Situated on the Neva River, at the head of the Gulf of Finland on the Baltic Sea, it was founded by Tsar Peter the Great on 27 May 1703. During the periods 1713–1728 and 1732–1918, Saint Petersburg was the capital of Imperial Russia. In 1918, the central government bodies moved to Moscow, which is about 625 km (388 miles) to the south-east.

Up early to start my 3 day St Petersburg tour at 8 AM. Through customs right at the dock in central St Petersburg to board our coach bus and travel to our first stop a half hour away in Pushkin (named for the famous Russian poet Alexander Pushkin of the 1800’s; compared to the English Shakespeare). We arrived at “Catherine Palace” for a 90 minute tour of the palace and grounds. 

The residence originated in 1717, when Catherine I of Russia (Peter the Great’s second wife – a friend’s maid and mother of their 12 children – of which only 2 survived to adulthood – both girls) constructed a summer palace for her pleasure. In 1743, Empress Elizabeth (their daughter) expanded the Catherine Palace. Empress Elizabeth, however, found her mother's residence outdated and in May 1752 demolished the old structure and replaced it with a much grander edifice in a flamboyant Rococo style. Construction lasted for four years, and on 30 July 1756 the brand-new 325-meter-long palace was completed. 

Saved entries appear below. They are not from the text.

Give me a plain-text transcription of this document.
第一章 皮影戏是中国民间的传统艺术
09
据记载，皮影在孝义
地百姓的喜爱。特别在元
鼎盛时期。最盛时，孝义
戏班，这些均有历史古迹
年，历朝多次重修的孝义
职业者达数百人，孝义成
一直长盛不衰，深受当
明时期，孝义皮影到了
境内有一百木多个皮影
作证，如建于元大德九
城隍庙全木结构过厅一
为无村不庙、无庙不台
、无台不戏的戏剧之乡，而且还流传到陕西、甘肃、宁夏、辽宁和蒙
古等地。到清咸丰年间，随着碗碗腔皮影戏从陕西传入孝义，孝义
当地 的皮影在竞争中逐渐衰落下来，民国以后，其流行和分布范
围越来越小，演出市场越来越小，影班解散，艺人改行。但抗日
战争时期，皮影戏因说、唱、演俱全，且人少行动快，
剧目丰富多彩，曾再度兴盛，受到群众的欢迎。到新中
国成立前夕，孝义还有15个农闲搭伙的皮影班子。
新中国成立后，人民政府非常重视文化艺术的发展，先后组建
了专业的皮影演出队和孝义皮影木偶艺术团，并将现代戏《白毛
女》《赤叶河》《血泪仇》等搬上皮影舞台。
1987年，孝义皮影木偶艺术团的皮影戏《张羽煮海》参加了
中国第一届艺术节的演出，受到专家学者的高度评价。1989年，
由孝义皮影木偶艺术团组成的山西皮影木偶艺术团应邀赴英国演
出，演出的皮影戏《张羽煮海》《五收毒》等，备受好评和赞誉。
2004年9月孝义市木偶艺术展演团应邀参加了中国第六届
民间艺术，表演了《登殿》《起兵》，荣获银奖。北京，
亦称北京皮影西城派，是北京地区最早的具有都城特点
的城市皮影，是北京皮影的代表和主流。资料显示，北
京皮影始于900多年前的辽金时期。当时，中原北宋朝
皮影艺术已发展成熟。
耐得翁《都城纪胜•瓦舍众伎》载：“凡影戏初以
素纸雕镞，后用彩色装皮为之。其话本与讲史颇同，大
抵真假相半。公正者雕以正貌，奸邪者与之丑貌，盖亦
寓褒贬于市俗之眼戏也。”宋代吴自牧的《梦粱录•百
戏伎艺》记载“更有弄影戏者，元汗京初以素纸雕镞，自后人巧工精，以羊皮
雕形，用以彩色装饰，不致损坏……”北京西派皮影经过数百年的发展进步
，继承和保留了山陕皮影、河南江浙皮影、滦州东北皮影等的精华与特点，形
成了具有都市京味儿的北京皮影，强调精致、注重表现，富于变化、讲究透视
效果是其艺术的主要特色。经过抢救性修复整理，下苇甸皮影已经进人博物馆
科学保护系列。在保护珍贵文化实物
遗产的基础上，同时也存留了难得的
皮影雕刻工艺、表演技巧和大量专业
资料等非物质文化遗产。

More than 100 kilograms of gold were used to gild the sophisticated stucco façade and numerous statues erected on the roof. In front of the palace a great formal garden was laid out. It centres on the azure-and-white Hermitage Pavilion near the lake. The grand entrance to the palace is flanked by two massive "circumferences", also in the Rococo style. Although the palace is popularly associated with Catherine the Great, she actually regarded its "whipped cream" architecture as old-fashioned. When she ascended to the throne, a number of statues in the park were being covered with gold, in accordance with the last wish of Empress Elizabeth, yet the new monarch had all the works suspended upon being informed about the expense. In her memoirs she censured her predecessor's reckless extravagance. (Catherine the Great was a German princess  and was Empress of Russia from 1762 until 1796, the country's longest-ruling female leader. She came to power 
following a coup d'état that she organized—resulting in her husband, Peter III, being overthrown. Under her reign, Russia was revitalized; it grew larger and stronger and was recognized as one of the great powers of Europe).

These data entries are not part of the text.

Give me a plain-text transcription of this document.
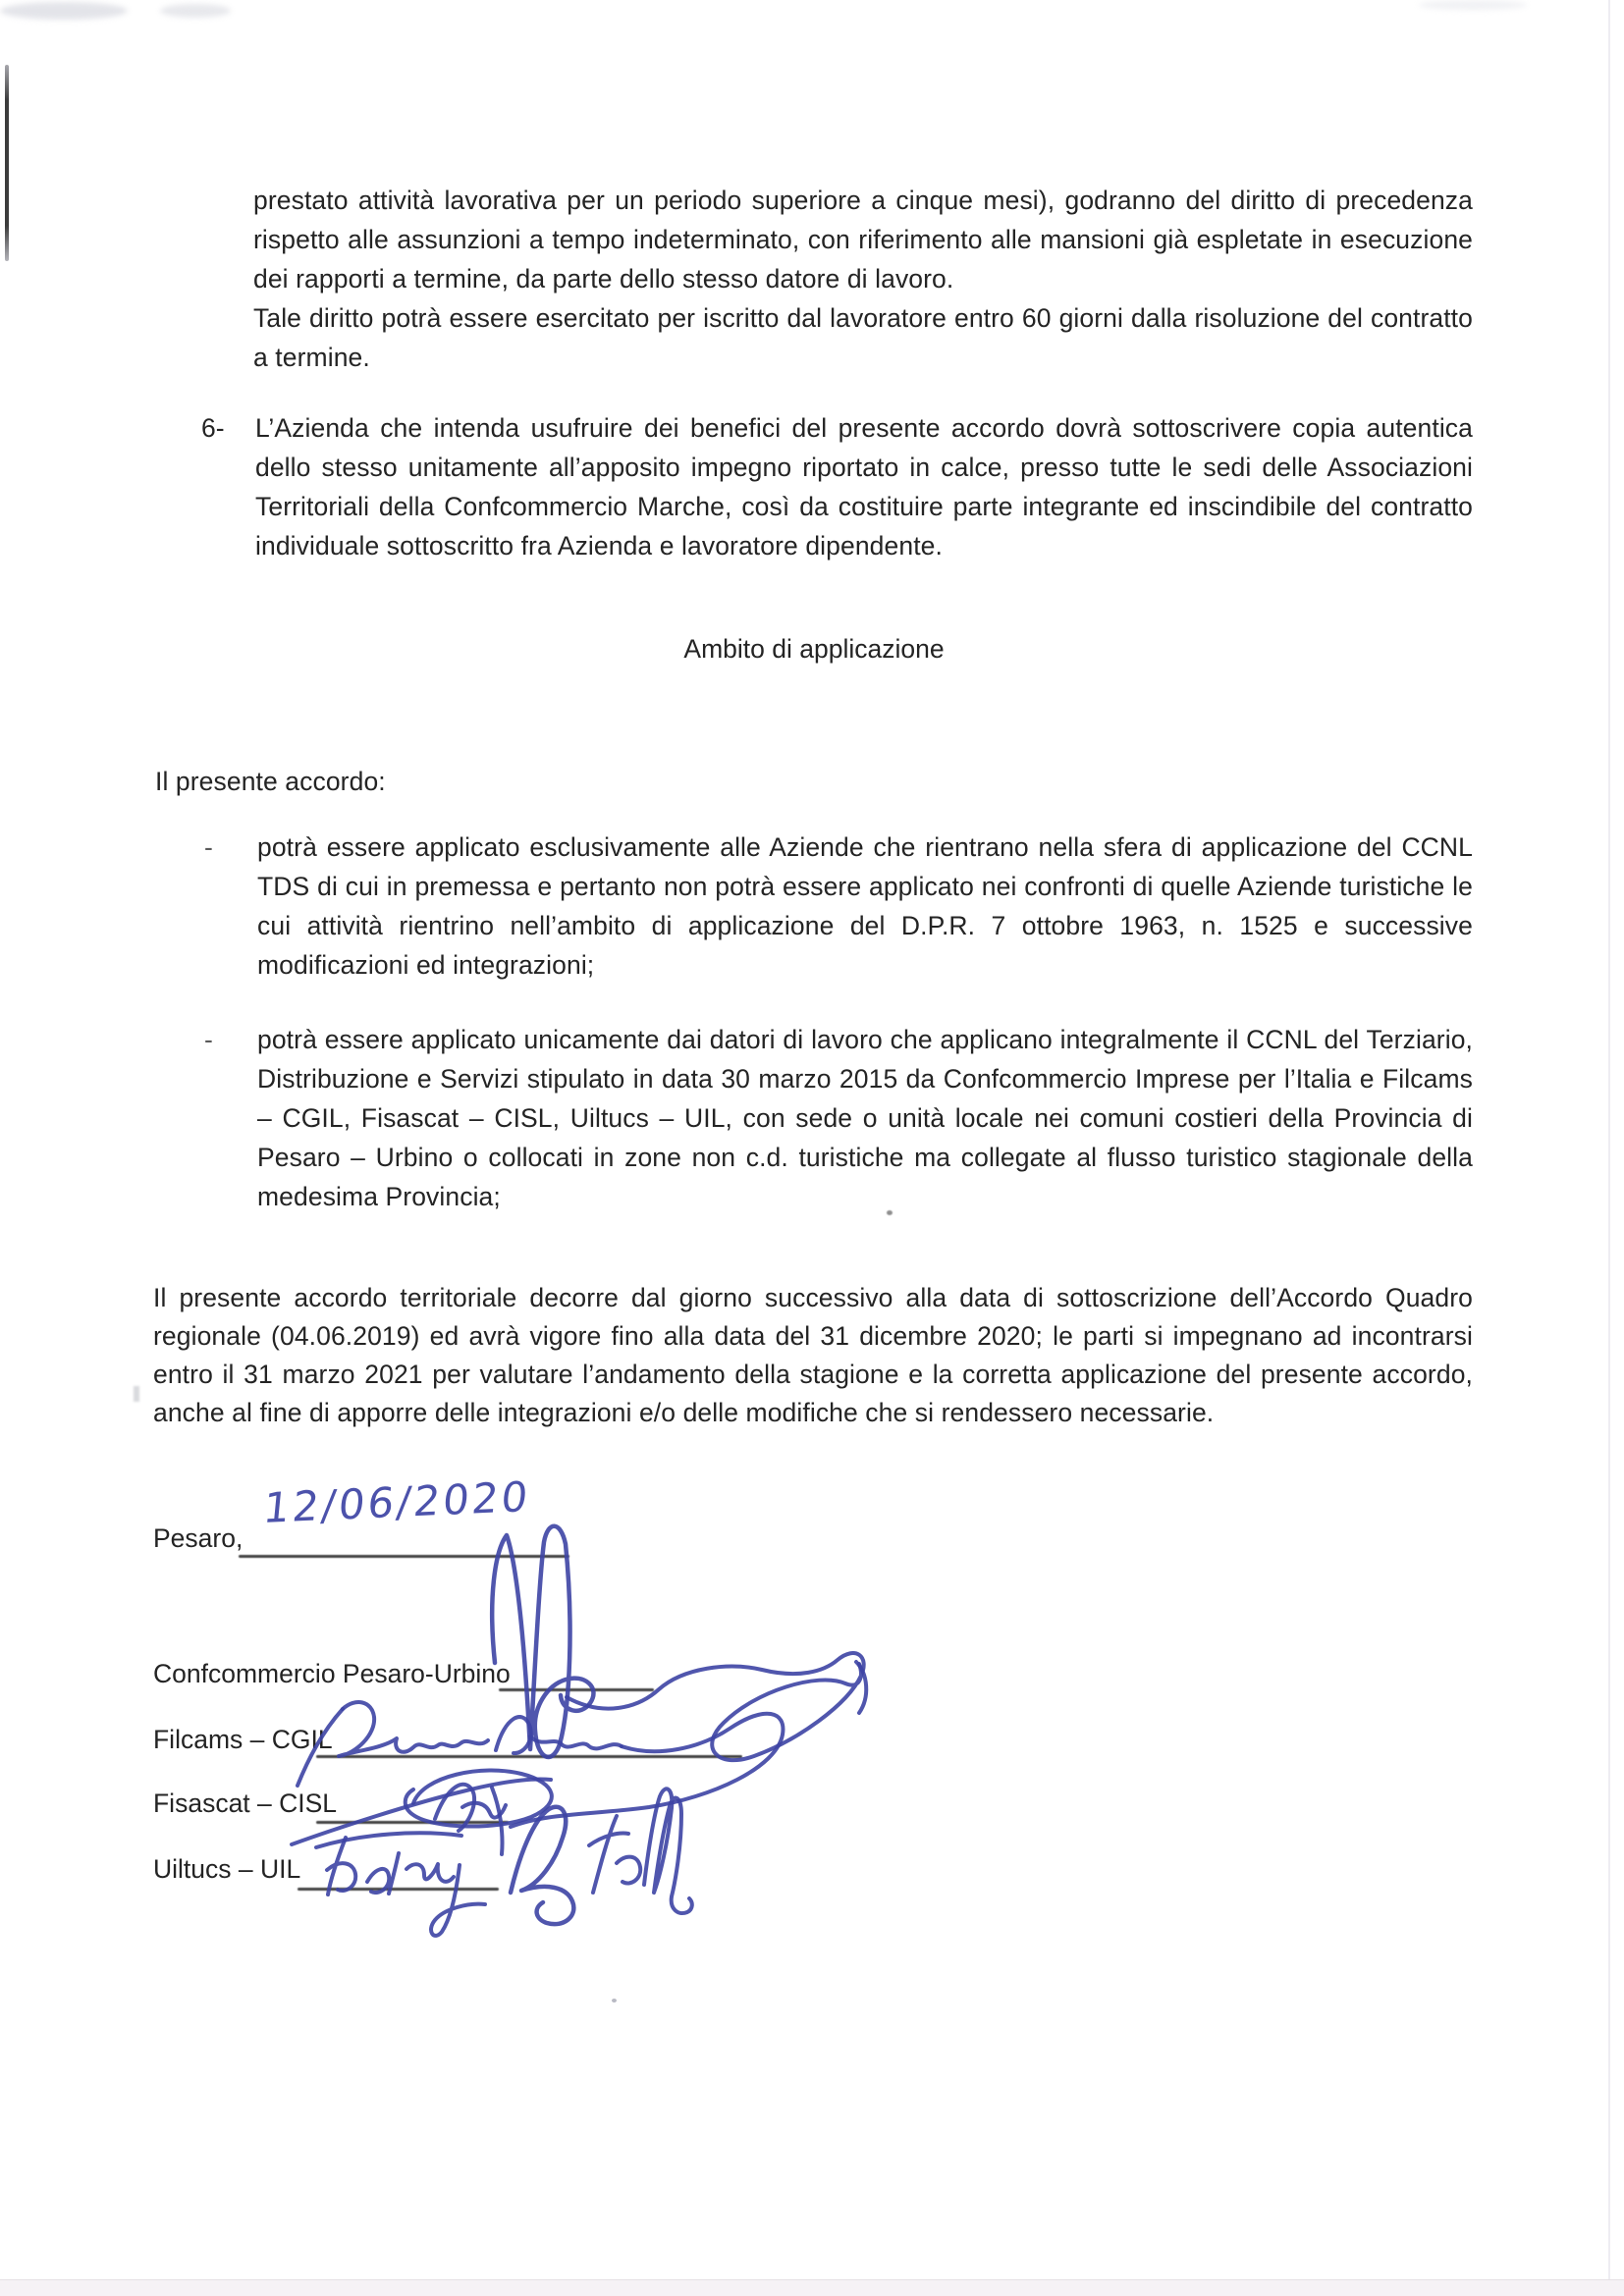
prestato attività lavorativa per un periodo superiore a cinque mesi), godranno del diritto di precedenza rispetto alle assunzioni a tempo indeterminato, con riferimento alle mansioni già espletate in esecuzione dei rapporti a termine, da parte dello stesso datore di lavoro.

Tale diritto potrà essere esercitato per iscritto dal lavoratore entro 60 giorni dalla risoluzione del contratto a termine.

6- L’Azienda che intenda usufruire dei benefici del presente accordo dovrà sottoscrivere copia autentica dello stesso unitamente all’apposito impegno riportato in calce, presso tutte le sedi delle Associazioni Territoriali della Confcommercio Marche, così da costituire parte integrante ed inscindibile del contratto individuale sottoscritto fra Azienda e lavoratore dipendente.
Ambito di applicazione
Il presente accordo:
- potrà essere applicato esclusivamente alle Aziende che rientrano nella sfera di applicazione del CCNL TDS di cui in premessa e pertanto non potrà essere applicato nei confronti di quelle Aziende turistiche le cui attività rientrino nell’ambito di applicazione del D.P.R. 7 ottobre 1963, n. 1525 e successive modificazioni ed integrazioni;
- potrà essere applicato unicamente dai datori di lavoro che applicano integralmente il CCNL del Terziario, Distribuzione e Servizi stipulato in data 30 marzo 2015 da Confcommercio Imprese per l’Italia e Filcams – CGIL, Fisascat – CISL, Uiltucs – UIL, con sede o unità locale nei comuni costieri della Provincia di Pesaro – Urbino o collocati in zone non c.d. turistiche ma collegate al flusso turistico stagionale della medesima Provincia;
Il presente accordo territoriale decorre dal giorno successivo alla data di sottoscrizione dell’Accordo Quadro regionale (04.06.2019) ed avrà vigore fino alla data del 31 dicembre 2020; le parti si impegnano ad incontrarsi entro il 31 marzo 2021 per valutare l’andamento della stagione e la corretta applicazione del presente accordo, anche al fine di apporre delle integrazioni e/o delle modifiche che si rendessero necessarie.
Pesaro,
12/06/2020
Confcommercio Pesaro-Urbino
Filcams – CGIL
Fisascat – CISL
Uiltucs – UIL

Of special note in the Catherine Palace is the Amber Room. The Amber Room is a reconstructed chamber decorated in amber panels backed with gold leaf and mirrors .Constructed in the 18th century in Prussia, the original Amber Room was dismantled and eventually disappeared during World War II. Before its loss, it was considered an "Eighth Wonder of the World". A reconstruction was installed in the Catherine Palace between 1979 and 2003.

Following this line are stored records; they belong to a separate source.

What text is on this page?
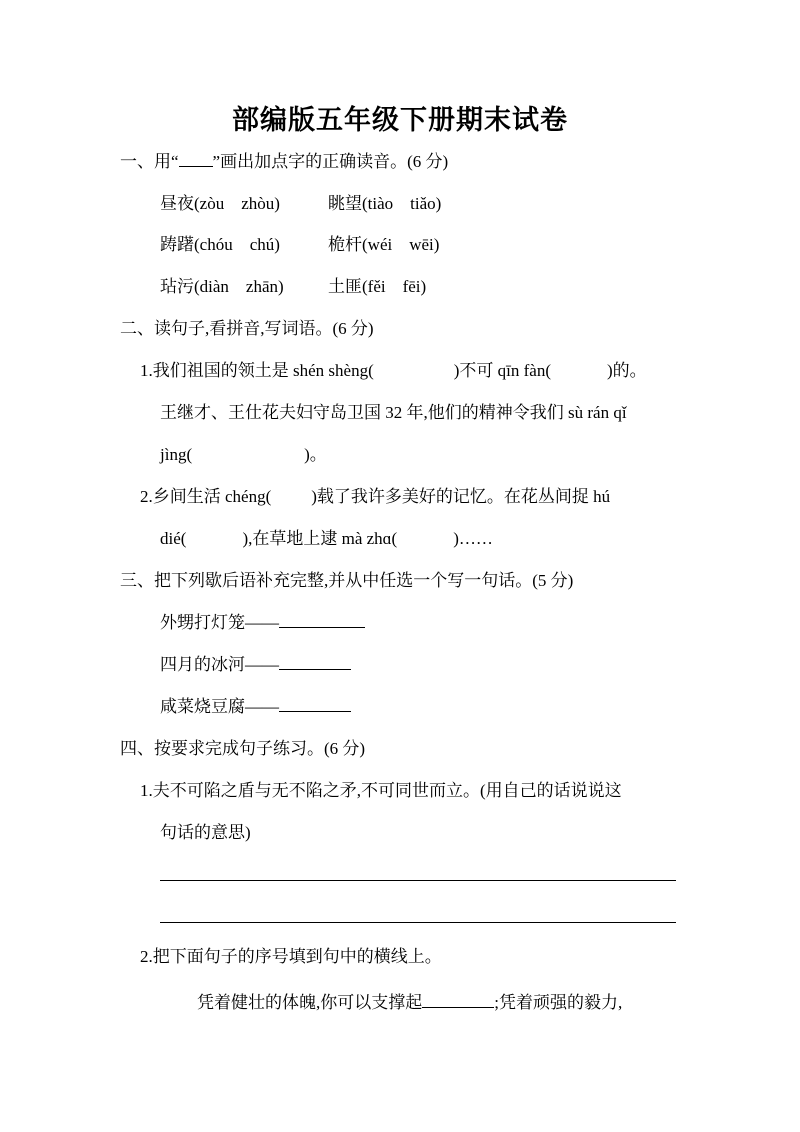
部编版五年级下册期末试卷
一、用“ ”画出加点字的正确读音。(6 分)
昼夜(zòu　zhòu)	眺望(tiào　tiǎo)
踌躇(chóu　chú)	桅杆(wéi　wēi)
玷污(diàn　zhān)	土匪(fěi　fēi)
二、读句子,看拼音,写词语。(6 分)
1.我们祖国的领土是 shén shèng(	)不可 qīn fàn(	)的。
王继才、王仕花夫妇守岛卫国 32 年,他们的精神令我们 sù rán qǐ
jìng(	)。
2.乡间生活 chéng( )载了我许多美好的记忆。在花丛间捉 hú
dié(	),在草地上逮 mà zhɑ(	)……
三、把下列歇后语补充完整,并从中任选一个写一句话。(5 分)
外甥打灯笼——
四月的冰河——
咸菜烧豆腐——
四、按要求完成句子练习。(6 分)
1.夫不可陷之盾与无不陷之矛,不可同世而立。(用自己的话说说这
句话的意思)
2.把下面句子的序号填到句中的横线上。
凭着健壮的体魄,你可以支撑起	;凭着顽强的毅力,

We went on to a 4 course lunch at a restaurant outside the Palace grounds and then on the coach back to St Petersburg to visit the Yusupov Palace. The building was the site of Grigori Rasputin's murder in the early morning of December 17, 1916. The Yusupovs were immensely wealthy (2nd richest Russian family and known for their philanthropy and art collections. 
The luxurious interiors of the palace were not inferior to those of contemporary royal palaces with more than 40,000 works of art, including works by Rembrandt, jewelry, and sculptures decorated the palace. Following the Russian Revolution, the palace was nationalized and its works of art were largely relocated to the Hermitage and other museums. The private theatre was a high point. 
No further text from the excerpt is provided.